Il procuratore di Napoli Nicola Gratteri non le manda a dire agli indagati per le truffe agli anziani arrestati stamane dai carabinieri di Genova e di Napoli: “Hanno abusato della loro fragilità, di gente malata, in difficoltà, sola in casa e con i figli lontani, utilizzando le solite telefonate, fingendosi carabinieri e chiedendo soldi per la cauzione. Non è essere bravi truffatori, ma spregiudicati, delinquenti, anche se devo dire per legge che sono dei presunti innocenti. Sono persone che abusano degli anziani. Sono reati estremamente odiosi che riguardano la parte fragile della società.
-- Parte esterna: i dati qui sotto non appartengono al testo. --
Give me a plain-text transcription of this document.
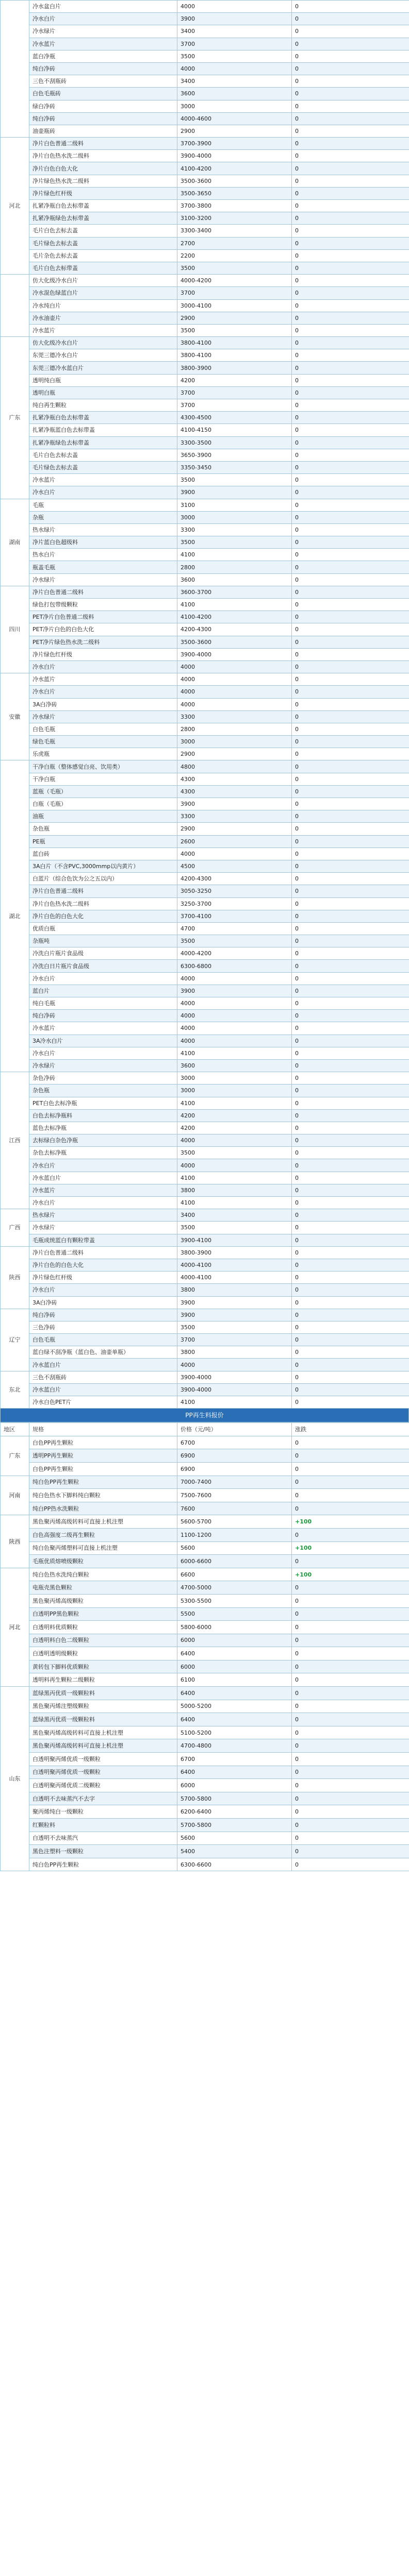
	冷水盆白片	4000	0
	冷水白片	3900	0
	冷水绿片	3400	0
	冷水蓝片	3700	0
	蓝白净瓶	3500	0
	纯白净砖	4000	0
	三色不刮瓶砖	3400	0
	白色毛瓶砖	3600	0
	绿白净砖	3000	0
	纯白净砖	4000-4600	0
	油壶瓶砖	2900	0
河北	净片白色普通二级料	3700-3900	0
	净片白色热水洗二级料	3900-4000	0
	净片白色白色大化	4100-4200	0
	净片绿色热水洗二级料	3500-3600	0
	净片绿色红杆级	3500-3650	0
	扎紧净瓶白色去标带盖	3700-3800	0
	扎紧净瓶绿色去标带盖	3100-3200	0
	毛片白色去标去盖	3300-3400	0
	毛片绿色去标去盖	2700	0
	毛片杂色去标去盖	2200	0
	毛片白色去标带盖	3500	0
	仿大化级冷水白片	4000-4200	0
	冷水混色绿蓝白片	3700	0
	冷水纯白片	3000-4100	0
	冷水油壶片	2900	0
	冷水蓝片	3500	0
广东	仿大化级冷水白片	3800-4100	0
	东莞三德冷水白片	3800-4100	0
	东莞三德冷水蓝白片	3800-3900	0
	透明纯白瓶	4200	0
	透明白瓶	3700	0
	纯白再生颗粒	3700	0
	扎紧净瓶白色去标带盖	4300-4500	0
	扎紧净瓶蓝白色去标带盖	4100-4150	0
	扎紧净瓶绿色去标带盖	3300-3500	0
	毛片白色去标去盖	3650-3900	0
	毛片绿色去标去盖	3350-3450	0
	冷水蓝片	3500	0
	冷水白片	3900	0
湖南	毛瓶	3100	0
	杂瓶	3000	0
	热水绿片	3300	0
	净片蓝白色超级料	3500	0
	热水白片	4100	0
	瓶盖毛瓶	2800	0
	冷水绿片	3600	0
四川	净片白色普通二级料	3600-3700	0
	绿色打包带级颗粒	4100	0
	PET净片白色普通二级料	4100-4200	0
	PET净片白色的白色大化	4200-4300	0
	PET净片绿色热水洗二级料	3500-3600	0
	净片绿色红杆级	3900-4000	0
	冷水白片	4000	0
安徽	冷水蓝片	4000	0
	冷水白片	4000	0
	3A白净砖	4000	0
	冷水绿片	3300	0
	白色毛瓶	2800	0
	绿色毛瓶	3000	0
	乐虎瓶	2900	0
湖北	干净白瓶（整体感觉白亮、饮用类）	4800	0
	干净白瓶	4300	0
	蓝瓶（毛瓶）	4300	0
	白瓶（毛瓶）	3900	0
	油瓶	3300	0
	杂色瓶	2900	0
	PE瓶	2600	0
	蓝白砖	4000	0
	3A白片（不含PVC,3000mmp以内黄片）	4500	0
	白蓝片（综合色饮为公之五以内）	4200-4300	0
	净片白色普通二级料	3050-3250	0
	净片白色热水洗二级料	3250-3700	0
	净片白色的白色大化	3700-4100	0
	优质白瓶	4700	0
	杂瓶吨	3500	0
	冷洗白片瓶片食品级	4000-4200	0
	冷洗白日片瓶片食品级	6300-6800	0
	冷水白片	4000	0
	蓝白片	3900	0
	纯白毛瓶	4000	0
	纯白净砖	4000	0
	冷水蓝片	4000	0
	3A冷水白片	4000	0
	冷水白片	4100	0
	冷水绿片	3600	0
江西	杂色净砖	3000	0
	杂色瓶	3000	0
	PET白色去标净瓶	4100	0
	白色去标净瓶料	4200	0
	蓝色去标净瓶	4200	0
	去标绿白杂色净瓶	4000	0
	杂色去标净瓶	3500	0
	冷水白片	4000	0
	冷水蓝白片	4100	0
	冷水蓝片	3800	0
	冷水白片	4100	0
广西	热水绿片	3400	0
	冷水绿片	3500	0
	毛瓶成统蓝白有颗粒带盖	3900-4100	0
陕西	净片白色普通二级料	3800-3900	0
	净片白色的白色大化	4000-4100	0
	净片绿色红杆级	4000-4100	0
	冷水白片	3800	0
	3A白净砖	3900	0
辽宁	纯白净砖	3900	0
	三色净砖	3500	0
	白色毛瓶	3700	0
	蓝白绿不刮净瓶（蓝白色、油壶单瓶）	3800	0
	冷水蓝白片	4000	0
东北	三色不刮瓶砖	3900-4000	0
	冷水蓝白片	3900-4000	0
	冷水白色PET片	4100	0
PP再生料报价
地区	规格	价格（元/吨）	涨跌
广东	白色PP再生颗粒	6700	0
	透明PP再生颗粒	6900	0
	白色PP再生颗粒	6900	0
河南	纯白色PP再生颗粒	7000-7400	0
	纯白色热水下脚料纯白颗粒	7500-7600	0
	纯白PP热水洗颗粒	7600	0
陕西	黑色聚丙烯高级转料可直接上机注塑	5600-5700	+100
	白色高强度二级再生颗粒	1100-1200	0
	纯白色聚丙烯塑料可直接上机注塑	5600	+100
	毛瓶优质熔喷级颗粒	6000-6600	0
河北	纯白色热水洗纯白颗粒	6600	+100
	电瓶壳黑色颗粒	4700-5000	0
	黑色聚丙烯高级颗粒	5300-5500	0
	白透明PP黑色颗粒	5500	0
	白透明料优质颗粒	5800-6000	0
	白透明料白色二级颗粒	6000	0
	白透明透明级颗粒	6400	0
	黄转包下脚料优质颗粒	6000	0
	透明料再生颗粒二级颗粒	6100	0
山东	蓝绿黑丙优质一级颗粒料	6400	0
	黑色聚丙烯注塑级颗粒	5000-5200	0
	蓝绿黑丙优质一级颗粒料	6400	0
	黑色聚丙烯高级转料可直接上机注塑	5100-5200	0
	黑色聚丙烯高级转料可直接上机注塑	4700-4800	0
	白透明聚丙烯优质一级颗粒	6700	0
	白透明聚丙烯优质一级颗粒	6400	0
	白透明聚丙烯优质二级颗粒	6000	0
	白透明不去味蒸汽不去字	5700-5800	0
	聚丙烯纯白一级颗粒	6200-6400	0
	红颗粒料	5700-5800	0
	白透明不去味蒸汽	5600	0
	黑色注塑料一级颗粒	5400	0
	纯白色PP再生颗粒	6300-6600	0
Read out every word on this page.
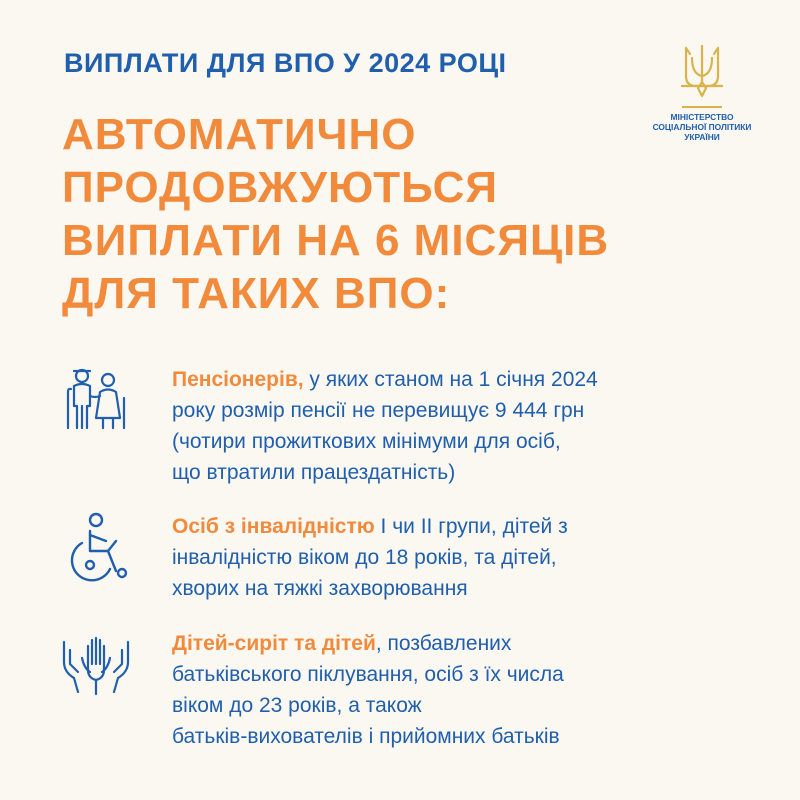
ВИПЛАТИ ДЛЯ ВПО У 2024 РОЦІ
АВТОМАТИЧНО
ПРОДОВЖУЮТЬСЯ
ВИПЛАТИ НА 6 МІСЯЦІВ
ДЛЯ ТАКИХ ВПО:
МІНІСТЕРСТВО
СОЦІАЛЬНОЇ ПОЛІТИКИ
УКРАЇНИ

Пенсіонерів, у яких станом на 1 січня 2024
року розмір пенсії не перевищує 9 444 грн
(чотири прожиткових мінімуми для осіб,
що втратили працездатність)

Осіб з інвалідністю І чи ІІ групи, дітей з
інвалідністю віком до 18 років, та дітей,
хворих на тяжкі захворювання

Дітей-сиріт та дітей, позбавлених
батьківського піклування, осіб з їх числа
віком до 23 років, а також
батьків-вихователів і прийомних батьків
La gente deve sapere che i carabinieri non chiamano mai a casa, se c’è necessità vengono di persona con il tatto di sempre”.

Sono 21 le misure cautelari in tutta Italia al culmine di una indagine su una centrale della truffa con base operativa a Napoli, come ha evidenziato il procuratore aggiunto Pierpaolo Filippelli, alla guida della settima sezione. “Le anziane vittime di questi reati risultano devastate come fossero vittime di stupro” ha detto Filippelli. Sono state ricostruite almeno trentatré truffe ai danni di anziani con il recupero di circa 150mila euro dei 300mila calcolati come giro d’affari. Nel corso delle operazioni sono stati recuperati oltre 120mila euro in contanti nascosti in uno scaldabagno.